Looking Ahead: The Bulls travel to Northern Illinois on Saturday and if UB against forgets how to play defense, it could be a long afternoon (and one guaranteed to keep the statisticians at the Convocation Center busy for a full two hours).
Looking Back: It’s a miracle Bowling Green was able to pull out a win at Eastern Michigan (64-61). The Falcons have been the MAC’s best free throw shooting team in conference play (76.7%) but against EMU, their shaky FT shooting almost doomed them: 8-13 from the line. The 64-52 loss to Miami offered BGSU fans a glimpse of the future as sophomore Dee Brown scored 17 points off an impressive 3-5 shooting from deep. Three-point shooting has become Bowling Green’s forte; in 2009, the Falcons were third in conference play while in 2010, they have moved to first thanks to Joe Jakubowski (55%) and Brown (52.4%).
Looking Ahead: Expect a plethora of threes when Bowling Green matches up with Central Michigan on Saturday. The Falcons are eighth in the conference in guarding the long ball at 35.3% (but strangely, are the best when it comes to shooting from deep with a 40.4%) while the Chippewas shoot 37.5% from deep. If the statistics prove correct, CMU’s Robbie Harman, Brown and Jakubowski could all have career days. If BGSU does fall to CMU, at least they have Toledo next on the schedule.

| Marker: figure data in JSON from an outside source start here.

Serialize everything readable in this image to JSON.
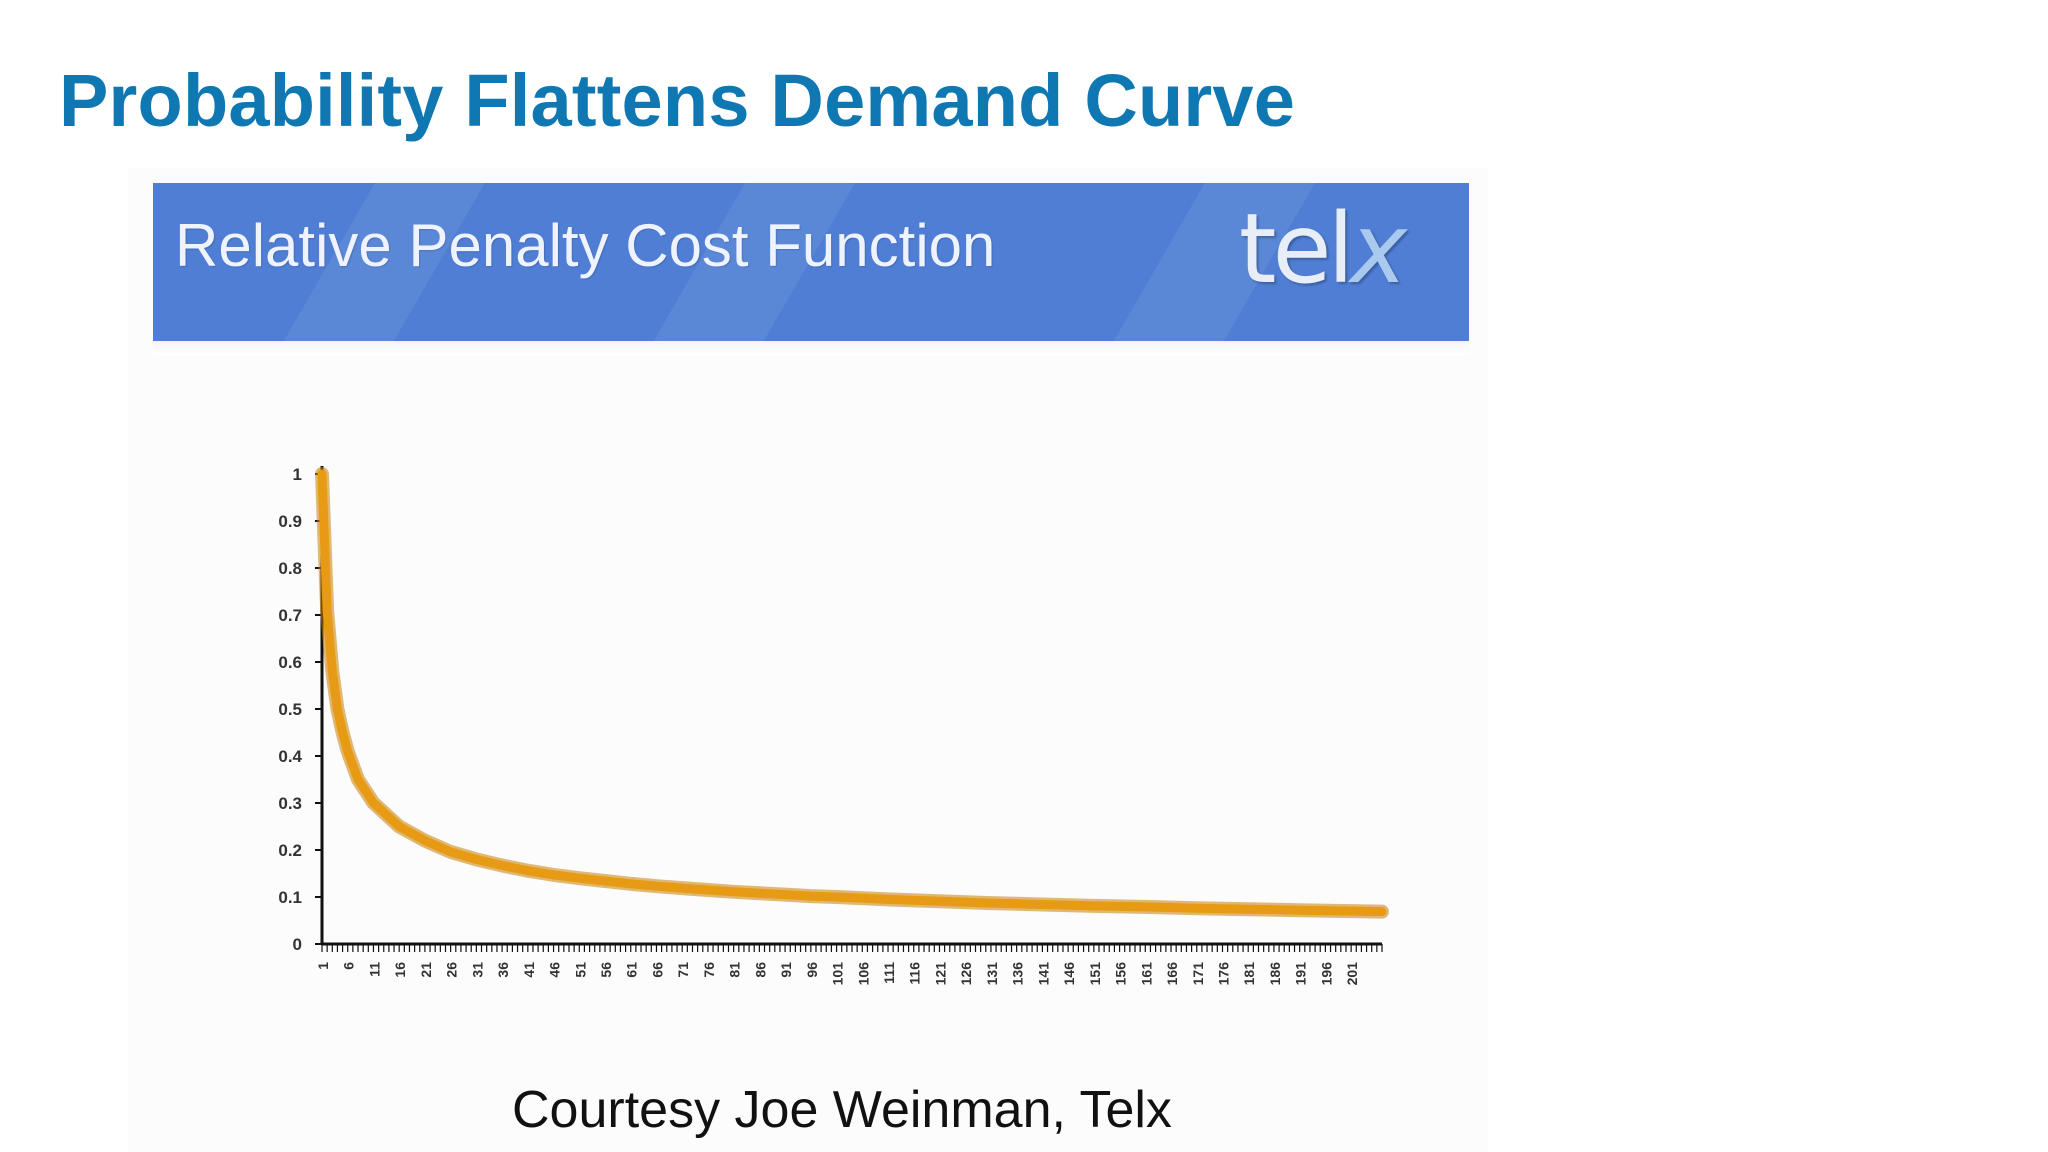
{
  "slide": {
    "title": "Probability Flattens Demand Curve",
    "credit": "Courtesy Joe Weinman, Telx"
  },
  "banner": {
    "title": "Relative Penalty Cost Function",
    "logo_text": "tel",
    "logo_accent": "x",
    "background_color": "#4f7ed4"
  },
  "colors": {
    "title": "#0f77b2",
    "curve": "#e79a14",
    "axis": "#111111"
  },
  "chart_data": {
    "type": "line",
    "title": "",
    "xlabel": "",
    "ylabel": "",
    "x_range": [
      1,
      207
    ],
    "ylim": [
      0,
      1
    ],
    "y_ticks": [
      0,
      0.1,
      0.2,
      0.3,
      0.4,
      0.5,
      0.6,
      0.7,
      0.8,
      0.9,
      1
    ],
    "y_tick_labels": [
      "0",
      "0.1",
      "0.2",
      "0.3",
      "0.4",
      "0.5",
      "0.6",
      "0.7",
      "0.8",
      "0.9",
      "1"
    ],
    "x_tick_labels": [
      "1",
      "6",
      "11",
      "16",
      "21",
      "26",
      "31",
      "36",
      "41",
      "46",
      "51",
      "56",
      "61",
      "66",
      "71",
      "76",
      "81",
      "86",
      "91",
      "96",
      "101",
      "106",
      "111",
      "116",
      "121",
      "126",
      "131",
      "136",
      "141",
      "146",
      "151",
      "156",
      "161",
      "166",
      "171",
      "176",
      "181",
      "186",
      "191",
      "196",
      "201"
    ],
    "grid": false,
    "series": [
      {
        "x": [
          1,
          2,
          3,
          4,
          5,
          6,
          8,
          11,
          16,
          21,
          26,
          31,
          36,
          41,
          46,
          51,
          56,
          61,
          66,
          71,
          76,
          81,
          86,
          91,
          96,
          101,
          111,
          121,
          131,
          141,
          151,
          161,
          171,
          181,
          191,
          201,
          207
        ],
        "y": [
          1.0,
          0.71,
          0.58,
          0.5,
          0.45,
          0.41,
          0.35,
          0.3,
          0.25,
          0.22,
          0.196,
          0.18,
          0.167,
          0.156,
          0.147,
          0.14,
          0.134,
          0.128,
          0.123,
          0.119,
          0.115,
          0.111,
          0.108,
          0.105,
          0.102,
          0.1,
          0.095,
          0.091,
          0.087,
          0.084,
          0.081,
          0.079,
          0.076,
          0.074,
          0.072,
          0.07,
          0.069
        ]
      }
    ]
  }
}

Looking Back: Two wins and a loss are nice but even better was the milestone coach Charlie Coles reached. In a conference that is one of the oldest in college basketball, Coles’ feat is a testament to one of the better coaches in the game today whose teams continually thrive against BCS conferences.
Looking Ahead: Under Coles, Miami is a very good team at blocking shots. They lead the conference with over four per game and their block percentage is ranked 113th in the country (10.1%). Miami’s next two opponents, Eastern and Western Michigan, conversely, get blocked a lot (EMU 8.8% and WMU 10%) so the next two games should be fun times for Antonio Ballard and Adam Fletcher, who both rank in the MAC’s top ten for blocked shots.
Looking Back: Ohio was RTC’s team of the week in the MAC and we have already detailed the offensive juggernaut that the Bobcats have become. If their offensive onslaught continues, Ohio and Ball State could wind up the teams in the MAC tournament no one wants to face.
Looking Ahead: On Sunday, opposing basketball strategies will collide. The top ranked offensive team (Ohio) will take on the top ranked defensive team (Ball State) in what should be a widely-watched game … if only the game was televised.